Shallow & deep copying in python
What happens when a variable is assigned to another variable in python? For example:
>>> x = 5
>>> y = x
Both x
and y
will have the value
5
. But, when x
was assigned to y
,
y
was not created as a completely new/separate object.
Instead, an alias for x
was created. That is,
y
points to the memory location of x
. It does
not have it's own memory location - yet.
>>> id(x)
140428600776960
>>> id(y)
140428600776960
>>> x is y
True
You may never have any problems with this when working with immutable types because the alias is broken as soon as either of the two variables change.
>>> x += 2
>>> x
7
>>> y
5
>>> id(x)
140539682924864
>>> id(y)
140428600776960
>>> x is y
False
But when working with mutable types, the alias is not broken when the
original is updated.
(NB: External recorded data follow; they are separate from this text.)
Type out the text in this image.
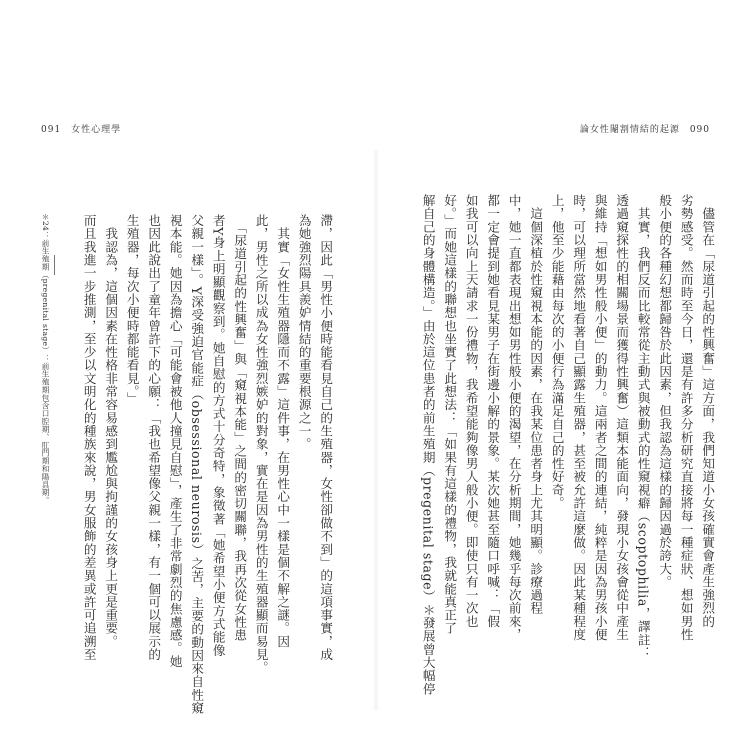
091 女性心理學	論女性閹割情結的起源 090
滯，因此「男性小便時能看見自己的生殖器，女性卻做不到」的這項事實，成
為她強烈陽具羨妒情結的重要根源之一。
　其實「女性生殖器隱而不露」這件事，在男性心中一樣是個不解之謎。因
此，男性之所以成為女性強烈嫉妒的對象，實在是因為男性的生殖器顯而易見。
　「尿道引起的性興奮」與「窺視本能」之間的密切關聯，我再次從女性患
者Y身上明顯觀察到。她自慰的方式十分奇特，象徵著「她希望小便方式能像
父親一樣」。Y深受強迫官能症（obsessional neurosis）之苦，主要的動因來自性窺
視本能。她因為擔心「可能會被他人撞見自慰」，產生了非常劇烈的焦慮感。她
也因此說出了童年曾許下的心願：「我也希望像父親一樣，有一個可以展示的
生殖器，每次小便時都能看見。」
　我認為，這個因素在性格非常容易感到尷尬與拘謹的女孩身上更是重要。
而且我進一步推測，至少以文明化的種族來說，男女服飾的差異或許可追溯至	　儘管在「尿道引起的性興奮」這方面，我們知道小女孩確實會產生強烈的
劣勢感受。然而時至今日，還是有許多分析研究直接將每一種症狀、想如男性
般小便的各種幻想都歸咎於此因素，但我認為這樣的歸因過於誇大。
　其實，我們反而比較常從主動式與被動式的性窺視癖（scoptophilia，譯註：
透過窺探性的相關場景而獲得性興奮）這類本能面向，發現小女孩會從中產生
與維持「想如男性般小便」的動力。這兩者之間的連結，純粹是因為男孩小便
時，可以理所當然地看著自己顯露生殖器，甚至被允許這麼做。因此某種程度
上，他至少能藉由每次的小便行為滿足自己的性好奇。
　這個深植於性窺視本能的因素，在我某位患者身上尤其明顯。診療過程
中，她一直都表現出想如男性般小便的渴望，在分析期間，她幾乎每次前來，
都一定會提到她看見某男子在街邊小解的景象。某次她甚至隨口呼喊：「假
如我可以向上天請求一份禮物，我希望能夠像男人般小便。即使只有一次也
好。」而她這樣的聯想也坐實了此想法：「如果有這樣的禮物，我就能真正了
解自己的身體構造。」由於這位患者的前生殖期（pregenital stage）＊發展曾大幅停
＊24：前生殖期（pregenital stage）：前生殖期包含口腔期、肛門期和陽具期。
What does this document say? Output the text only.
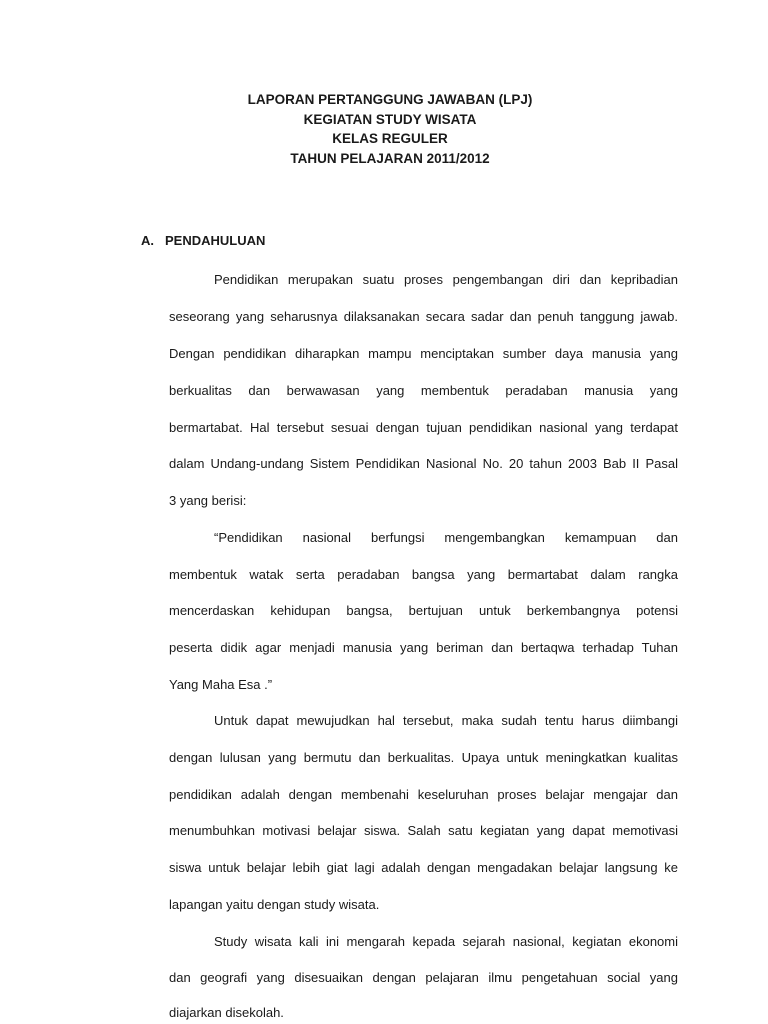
LAPORAN PERTANGGUNG JAWABAN (LPJ)
KEGIATAN STUDY WISATA
KELAS REGULER
TAHUN PELAJARAN 2011/2012
A. PENDAHULUAN
Pendidikan merupakan suatu proses pengembangan diri dan kepribadian
seseorang yang seharusnya dilaksanakan secara sadar dan penuh tanggung jawab.
Dengan pendidikan diharapkan mampu menciptakan sumber daya manusia yang
berkualitas dan berwawasan yang membentuk peradaban manusia yang
bermartabat. Hal tersebut sesuai dengan tujuan pendidikan nasional yang terdapat
dalam Undang-undang Sistem Pendidikan Nasional No. 20 tahun 2003 Bab II Pasal
3 yang berisi:
“Pendidikan nasional berfungsi mengembangkan kemampuan dan
membentuk watak serta peradaban bangsa yang bermartabat dalam rangka
mencerdaskan kehidupan bangsa, bertujuan untuk berkembangnya potensi
peserta didik agar menjadi manusia yang beriman dan bertaqwa terhadap Tuhan
Yang Maha Esa .”
Untuk dapat mewujudkan hal tersebut, maka sudah tentu harus diimbangi
dengan lulusan yang bermutu dan berkualitas. Upaya untuk meningkatkan kualitas
pendidikan adalah dengan membenahi keseluruhan proses belajar mengajar dan
menumbuhkan motivasi belajar siswa. Salah satu kegiatan yang dapat memotivasi
siswa untuk belajar lebih giat lagi adalah dengan mengadakan belajar langsung ke
lapangan yaitu dengan study wisata.
Study wisata kali ini mengarah kepada sejarah nasional, kegiatan ekonomi
dan geografi yang disesuaikan dengan pelajaran ilmu pengetahuan social yang
diajarkan disekolah.
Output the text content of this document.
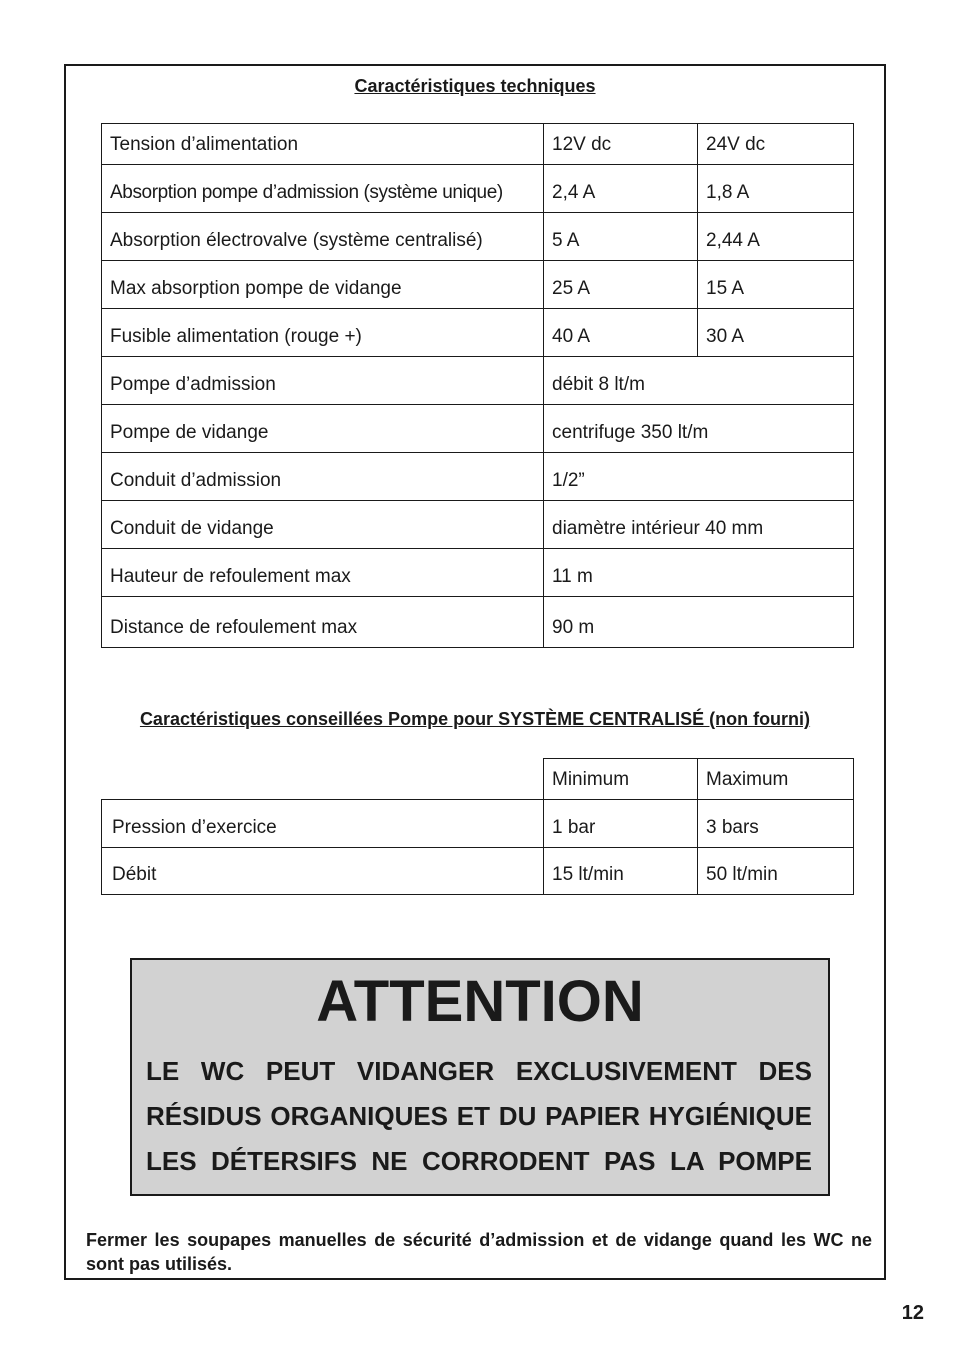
Caractéristiques techniques
Tension d’alimentation	12V dc	24V dc
Absorption pompe d’admission (système unique)	2,4 A	1,8 A
Absorption électrovalve (système centralisé)	5 A	2,44 A
Max absorption pompe de vidange	25 A	15 A
Fusible alimentation (rouge +)	40 A	30 A
Pompe d’admission	débit 8 lt/m	
Pompe de vidange	centrifuge 350 lt/m	
Conduit d’admission	1/2”	
Conduit de vidange	diamètre intérieur 40 mm	
Hauteur de refoulement max	11 m	
Distance de refoulement max	90 m	
Caractéristiques conseillées Pompe pour SYSTÈME CENTRALISÉ (non fourni)
	Minimum	Maximum
Pression d’exercice	1 bar	3 bars
Débit	15 lt/min	50 lt/min
ATTENTION
LE WC PEUT VIDANGER EXCLUSIVEMENT DES
RÉSIDUS ORGANIQUES ET DU PAPIER HYGIÉNIQUE
LES DÉTERSIFS NE CORRODENT PAS LA POMPE
Fermer les soupapes manuelles de sécurité d’admission et de vidange quand les WC ne sont pas utilisés.
12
This means changes in x
would reflect
in y
.
>>> x = [1,2,3]
>>> y = x
>>> x
[1, 2, 3]
>>> y
[1, 2, 3]
>>> x is y
True
>>>
>>> x.append(4)
>>> x.append(5)
>>> x
[1, 2, 3, 4, 5]
>>> y
[1, 2, 3, 4, 5]
>>> x is y
True
y
was updated externally. This might be a cause of bugs if
for example a value is updated by an external library and other
variables are affected.
This can be prevented by creating shallow/deep copies of objects instead of using assignment.
Shallow copy
A shallow copy creates a new object, then populates it with references
of the objects in the original object. Continuing with the previous
example, a shallow copy can be created using either the
list()
or copy()
command.
>>> z = list(x)
>>> z
[1, 2, 3, 4, 5]
Now if some more values are appended to x
, y
will still be affected by z
will not.
>>> x.append(6)
>>> x.append(7)
>>> x
[1, 2, 3, 4, 5, 6, 7]
>>> y
[1, 2, 3, 4, 5, 6, 7]
>>> z
[1, 2, 3, 4, 5]
However, a shallow copy doesn't fully solve the problem because even
though a new list was created, the objects in the list are still
references to the objects in x
.
As it is currently, updating x[0]
would not affect
z[0]
because - immutable objects - the alias would be
broken. But, if we were dealing with a list of lists, an update in
x[0]
would affect z[0]
.
>>> x = [[1,2], [3,4]]
>>> y = x
>>> z = list(x)
>>> x
[[1, 2], [3, 4]]
>>> y
[[1, 2], [3, 4]]
>>> z
[[1, 2], [3, 4]]
>>> x.append([5,6])
>>> x
[[1, 2], [3, 4], [5, 6]]
>>> y
[[1, 2], [3, 4], [5, 6]]
>>> z
[[1, 2], [3, 4]]
>>>
>>> x[0][1] = 'edited'
>>> x
[[1, 'edited'], [3, 4], [5, 6]]
>>> y
[[1, 'edited'], [3, 4], [5, 6]]
>>> z
[[1, 'edited'], [3, 4]]
Deep copy
A deep copy creates a new object, and completely new instances of the objects in it. That is, a deep copied object is completely independent of the original. Updating objects in the original would not affect the deep copied object since there's no longer any connection.
>>> import copy
>>> x = [[1,2], [3,4]]
>>> z = copy.deepcopy(x)
>>> x
[[1, 2], [3, 4]]
>>> z
[[1, 2], [3, 4]]
>>> x is z
False
>>> x[0][1] = 'edited'
>>> x
[[1, 'edited'], [3, 4]]
>>> z
[[1, 2], [3, 4]]